The MULTIVAR_DISTRIB macro only generates a data set of simulated true intakes for the (sub)populations represented in the data set used in the preceding MULTIVAR_MCMC run. Therefore, when separate MULTIVAR_MCMC/MULTIVAR_DISTRIB runs are required to model an entire population, whole-population percentiles must be computed outside DISTRIB after combining multiple simulated samples.
Because the simulated data set output by MULTIVAR_DISTRIB retains subject ID, one can merge subject-level variables from the original data into the simulated data set, e.g., in the case where a single categorical subpopulation variable is desired in place of dummy variables used in MULTIVAR_MCMC. However, subpopulation estimates are only valid if their defining information was used in the MULTIVAR_MCMC run. For example, if dummy variables indicating membership in age categories were used in the MULTIVAR_MCMC run, then it is appropriate to compute percentiles by those age categories, after merging in a single variable for those age groups.
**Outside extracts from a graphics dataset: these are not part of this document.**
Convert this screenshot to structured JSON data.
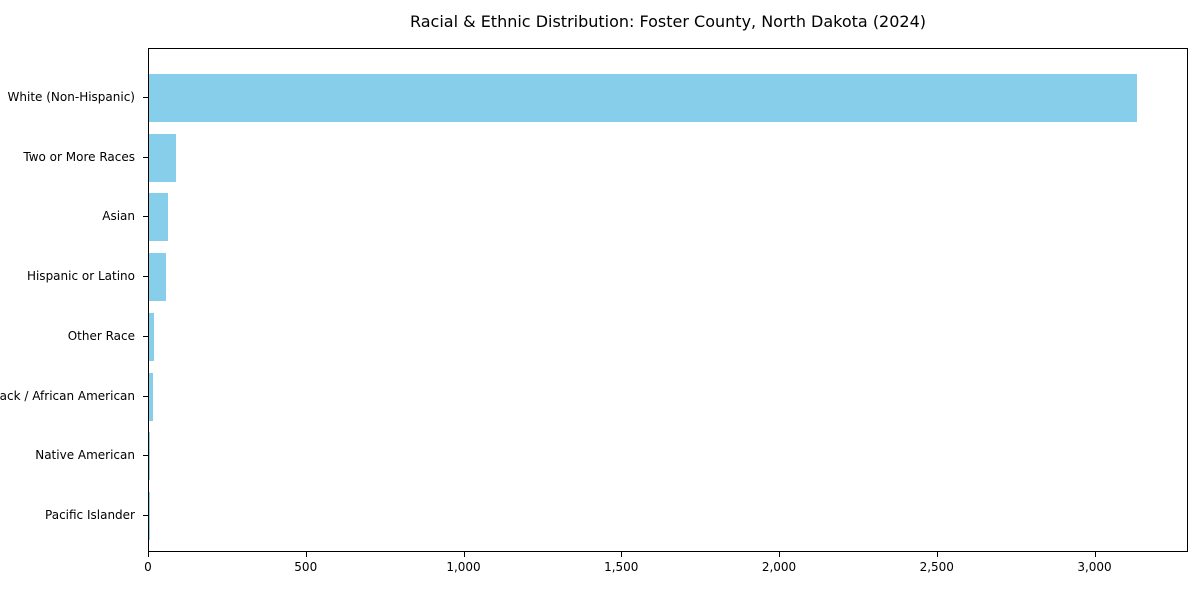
{
  "chart_data": {
    "type": "bar",
    "orientation": "horizontal",
    "title": "Racial & Ethnic Distribution: Foster County, North Dakota (2024)",
    "categories": [
      "White (Non-Hispanic)",
      "Two or More Races",
      "Asian",
      "Hispanic or Latino",
      "Other Race",
      "Black / African American",
      "Native American",
      "Pacific Islander"
    ],
    "values": [
      3130,
      85,
      60,
      55,
      15,
      12,
      4,
      1
    ],
    "xlabel": "",
    "ylabel": "",
    "xlim": [
      0,
      3290
    ],
    "x_ticks": [
      0,
      500,
      1000,
      1500,
      2000,
      2500,
      3000
    ],
    "x_tick_labels": [
      "0",
      "500",
      "1,000",
      "1,500",
      "2,000",
      "2,500",
      "3,000"
    ],
    "grid": false,
    "legend_position": null,
    "bar_color": "#87CEEB"
  },
  "colors": {
    "bar": "#87CEEB",
    "axis": "#000000",
    "text": "#000000",
    "background": "#ffffff"
  }
}
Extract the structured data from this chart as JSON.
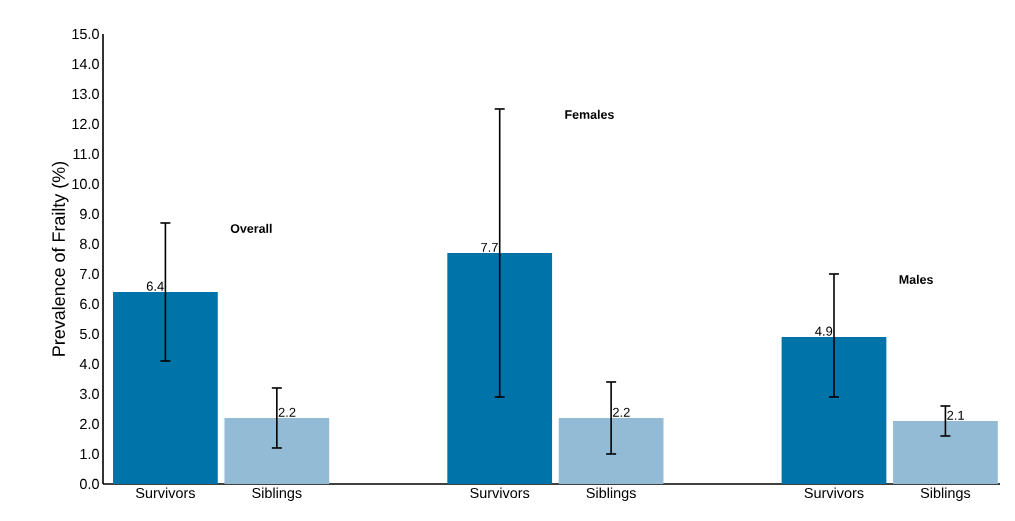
{
  "chart_data": {
    "type": "bar",
    "ylabel": "Prevalence of Frailty (%)",
    "categories": [
      "Survivors",
      "Siblings",
      "Survivors",
      "Siblings",
      "Survivors",
      "Siblings"
    ],
    "values": [
      6.4,
      2.2,
      7.7,
      2.2,
      4.9,
      2.1
    ],
    "colors": [
      "#0073a8",
      "#94bbd6",
      "#0073a8",
      "#94bbd6",
      "#0073a8",
      "#94bbd6"
    ],
    "errors": [
      [
        4.1,
        8.7
      ],
      [
        1.2,
        3.2
      ],
      [
        2.9,
        12.5
      ],
      [
        1.0,
        3.4
      ],
      [
        2.9,
        7.0
      ],
      [
        1.6,
        2.6
      ]
    ],
    "data_labels": true,
    "annotations": [
      "Overall",
      "Females",
      "Males"
    ],
    "ylim": [
      0,
      15
    ],
    "yticks": [
      {
        "value": 0,
        "label": "0.0"
      },
      {
        "value": 1,
        "label": "1.0"
      },
      {
        "value": 2,
        "label": "2.0"
      },
      {
        "value": 3,
        "label": "3.0"
      },
      {
        "value": 4,
        "label": "4.0"
      },
      {
        "value": 5,
        "label": "5.0"
      },
      {
        "value": 6,
        "label": "6.0"
      },
      {
        "value": 7,
        "label": "7.0"
      },
      {
        "value": 8,
        "label": "8.0"
      },
      {
        "value": 9,
        "label": "9.0"
      },
      {
        "value": 10,
        "label": "10.0"
      },
      {
        "value": 11,
        "label": "11.0"
      },
      {
        "value": 12,
        "label": "12.0"
      },
      {
        "value": 13,
        "label": "13.0"
      },
      {
        "value": 14,
        "label": "14.0"
      },
      {
        "value": 15,
        "label": "15.0"
      }
    ],
    "grid": false
  }
}
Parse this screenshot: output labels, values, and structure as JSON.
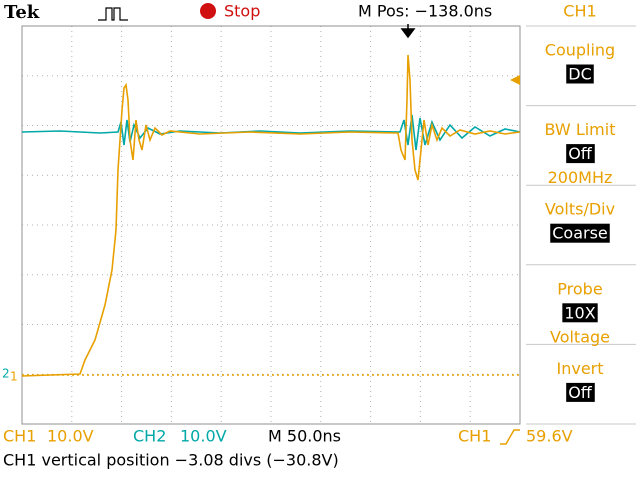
{
  "header": {
    "brand": "Tek",
    "status": "Stop",
    "position": "M Pos: −138.0ns"
  },
  "markers": {
    "ch2": "2",
    "ch1": "1"
  },
  "menu": {
    "title": "CH1",
    "items": [
      {
        "label": "Coupling",
        "value": "DC"
      },
      {
        "label": "BW Limit",
        "value": "Off",
        "note": "200MHz"
      },
      {
        "label": "Volts/Div",
        "value": "Coarse"
      },
      {
        "label": "Probe",
        "value": "10X",
        "note": "Voltage"
      },
      {
        "label": "Invert",
        "value": "Off"
      }
    ]
  },
  "footer": {
    "ch1": "CH1",
    "ch1_scale": "10.0V",
    "ch2": "CH2",
    "ch2_scale": "10.0V",
    "timebase": "M 50.0ns",
    "trigger_source": "CH1",
    "trigger_level": "59.6V",
    "message": "CH1 vertical position −3.08 divs (−30.8V)"
  }
}
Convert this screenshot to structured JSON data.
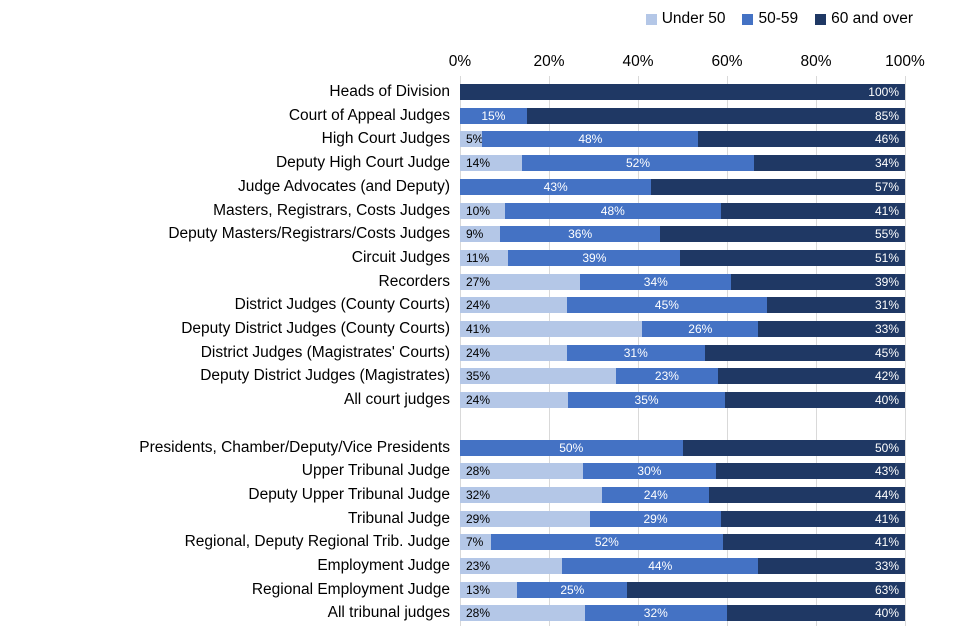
{
  "chart_data": {
    "type": "bar",
    "orientation": "horizontal",
    "stacked": true,
    "unit": "%",
    "title": "",
    "xlabel": "",
    "ylabel": "",
    "xlim": [
      0,
      100
    ],
    "grid": true,
    "legend_position": "top-right",
    "x_ticks": [
      "0%",
      "20%",
      "40%",
      "60%",
      "80%",
      "100%"
    ],
    "series_names": [
      "Under 50",
      "50-59",
      "60 and over"
    ],
    "colors": {
      "under_50": "#b4c7e7",
      "50_59": "#4472c4",
      "60_and_over": "#1f3864",
      "gridline": "#d9d9d9",
      "label_on_light": "#000000",
      "label_on_dark": "#ffffff"
    },
    "gap_after_index": 13,
    "groups": [
      {
        "label": "Heads of Division",
        "values": [
          null,
          null,
          100
        ]
      },
      {
        "label": "Court of Appeal Judges",
        "values": [
          null,
          15,
          85
        ]
      },
      {
        "label": "High Court Judges",
        "values": [
          5,
          48,
          46
        ]
      },
      {
        "label": "Deputy High Court Judge",
        "values": [
          14,
          52,
          34
        ]
      },
      {
        "label": "Judge Advocates (and Deputy)",
        "values": [
          0,
          43,
          57
        ]
      },
      {
        "label": "Masters, Registrars, Costs Judges",
        "values": [
          10,
          48,
          41
        ]
      },
      {
        "label": "Deputy Masters/Registrars/Costs Judges",
        "values": [
          9,
          36,
          55
        ]
      },
      {
        "label": "Circuit Judges",
        "values": [
          11,
          39,
          51
        ]
      },
      {
        "label": "Recorders",
        "values": [
          27,
          34,
          39
        ]
      },
      {
        "label": "District Judges (County Courts)",
        "values": [
          24,
          45,
          31
        ]
      },
      {
        "label": "Deputy District Judges (County Courts)",
        "values": [
          41,
          26,
          33
        ]
      },
      {
        "label": "District Judges (Magistrates' Courts)",
        "values": [
          24,
          31,
          45
        ]
      },
      {
        "label": "Deputy District Judges (Magistrates)",
        "values": [
          35,
          23,
          42
        ]
      },
      {
        "label": "All court judges",
        "values": [
          24,
          35,
          40
        ]
      },
      {
        "label": "Presidents, Chamber/Deputy/Vice Presidents",
        "values": [
          null,
          50,
          50
        ]
      },
      {
        "label": "Upper Tribunal Judge",
        "values": [
          28,
          30,
          43
        ]
      },
      {
        "label": "Deputy Upper Tribunal Judge",
        "values": [
          32,
          24,
          44
        ]
      },
      {
        "label": "Tribunal Judge",
        "values": [
          29,
          29,
          41
        ]
      },
      {
        "label": "Regional, Deputy Regional Trib. Judge",
        "values": [
          7,
          52,
          41
        ]
      },
      {
        "label": "Employment Judge",
        "values": [
          23,
          44,
          33
        ]
      },
      {
        "label": "Regional Employment Judge",
        "values": [
          13,
          25,
          63
        ]
      },
      {
        "label": "All tribunal judges",
        "values": [
          28,
          32,
          40
        ]
      }
    ]
  }
}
However, if race/ethnicity information was also merged back in, but no corresponding dummy variables were used in MULTIVAR_MCMC, it would not be appropriate to compute percentiles for race/ethnicity subpopulations.
Statistics of interest may include differences in percentiles or cutpoint probabilities between subgroups, or percentiles of the distribution of complex functions (e.g., the Healthy Eating Index Scores), or conditional distributions of usual intake of one dietary component given usual intake of other components fall within given ranges. Standard errors for these sorts of statistics can generally be computed using BRR/bootstrap formulas.

Example Code

Example 1

  • - fit multivariate measurement error model for the HEI-2010 components with 24-hour recall as main instrument.
  • - simulate a representative sample of usual intakes for all components, construct HEI scores for each component, and calculate mean HEI-2010 component and total score.
  • - perform t-tests comparing mean HEI-2010 scores for nonsmokers versus smokers and perform balanced repeated replication (BRR) variance estimation.
  • - produce conditional distributions and cutpoint probabilities from joint distribution of HEI-2010component densities and scores with 24-hour recall as main instrument.
  • - perform balanced repeated replication (BRR) variance estimation.

Example 2

  • - produce conditional distributions and cutpoint probabilities from joint distribution of several dietary components with 24-hour recall as main instrument, allowing for never consumers for one of the dietary components.
  • - perform balanced repeated replication (BRR) variance estimation.